Interrogé dès vendredi par Mediapart, Vivendi dément cette information, qui relève selon lui d’une campagne. Patrick Drahi a lui aussi démenti tout projet en ce sens. « Nous n’avons eu aucune information sur un éventuel plan de stock-options », soutient un administrateur. « Il n’y a pas de plan pour l’instant. Mais il paraît évident qu’il y en aura un à un moment ou à un autre », dit un autre. Altice, la société mère de Numéricable, a déjà créé des structures d’intéressement pour ses dirigeants au Luxembourg, Altice Management par exemple.
Tout cela porte une sérieuse ombre sur le fonctionnement du conseil de Vivendi. Les administrateurs étaient-ils au courant de ces possibles arrangements entre la direction du groupe et Numericable ? Si oui, comment ont-ils pu cautionner une opération qui pourrait se traduire par un enrichissement personnel pour le président du groupe ? Le rôle d’Alexandre de Juniac est particulièrement pointé. « Comment un administrateur indépendant, président d’une société publique de surcroît, peut-il accepter de voter en faveur d’une opération où il pourrait être personnellement intéressé ?, se demande un membre éminent du monde des affaires. Cela crée un certain problème. » Alexandre de Juniac n’a pas répondu aux questions que nous lui avons envoyées.

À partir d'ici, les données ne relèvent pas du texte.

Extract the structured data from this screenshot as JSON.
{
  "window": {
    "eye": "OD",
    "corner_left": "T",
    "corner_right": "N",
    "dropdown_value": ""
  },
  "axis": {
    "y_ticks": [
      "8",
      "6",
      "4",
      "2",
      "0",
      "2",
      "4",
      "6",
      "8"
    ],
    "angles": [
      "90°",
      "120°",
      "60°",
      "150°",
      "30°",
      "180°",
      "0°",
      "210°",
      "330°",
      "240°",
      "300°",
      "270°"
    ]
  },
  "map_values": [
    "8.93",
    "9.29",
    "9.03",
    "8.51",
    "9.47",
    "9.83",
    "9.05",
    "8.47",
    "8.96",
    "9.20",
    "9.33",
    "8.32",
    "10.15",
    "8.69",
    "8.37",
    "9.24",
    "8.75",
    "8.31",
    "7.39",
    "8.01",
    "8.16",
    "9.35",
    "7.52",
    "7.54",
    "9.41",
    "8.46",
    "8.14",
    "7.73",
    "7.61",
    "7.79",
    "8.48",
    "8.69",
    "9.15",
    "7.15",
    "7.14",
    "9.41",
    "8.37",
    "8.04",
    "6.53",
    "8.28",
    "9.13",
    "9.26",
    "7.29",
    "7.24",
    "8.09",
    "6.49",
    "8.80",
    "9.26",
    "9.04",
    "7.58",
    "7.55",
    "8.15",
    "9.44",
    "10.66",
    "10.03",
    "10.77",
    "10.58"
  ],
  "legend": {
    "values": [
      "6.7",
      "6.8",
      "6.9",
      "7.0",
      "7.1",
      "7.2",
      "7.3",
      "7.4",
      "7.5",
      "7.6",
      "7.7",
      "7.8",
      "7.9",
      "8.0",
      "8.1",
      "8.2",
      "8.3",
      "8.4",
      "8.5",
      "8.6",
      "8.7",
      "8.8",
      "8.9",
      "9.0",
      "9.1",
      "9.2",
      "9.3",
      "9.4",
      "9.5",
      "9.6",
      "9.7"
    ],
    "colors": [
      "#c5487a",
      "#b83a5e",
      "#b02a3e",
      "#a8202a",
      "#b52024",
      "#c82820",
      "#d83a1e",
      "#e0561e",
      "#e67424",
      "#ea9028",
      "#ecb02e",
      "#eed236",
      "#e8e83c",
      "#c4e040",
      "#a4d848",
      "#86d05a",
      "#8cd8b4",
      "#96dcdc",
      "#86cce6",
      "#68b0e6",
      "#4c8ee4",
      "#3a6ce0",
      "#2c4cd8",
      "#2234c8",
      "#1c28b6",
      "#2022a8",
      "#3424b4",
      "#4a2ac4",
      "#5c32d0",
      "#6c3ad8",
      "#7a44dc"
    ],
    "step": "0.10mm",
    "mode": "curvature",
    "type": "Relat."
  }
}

Toutes ces rumeurs et ces soupçons commencent à créer une certaine tension chez Vivendi et Numericable. Il y aurait beaucoup trop d’interférences dans le projet, à leur goût. Selon nos informations, les deux groupes trouveraient dangereux dans ce contexte d’attendre trois semaines et voudraient presser le pas pour rendre le rapprochement irréversible. Ils aimeraient boucler le financement bancaire, préalable au choix définitif, d’ici deux à trois jours.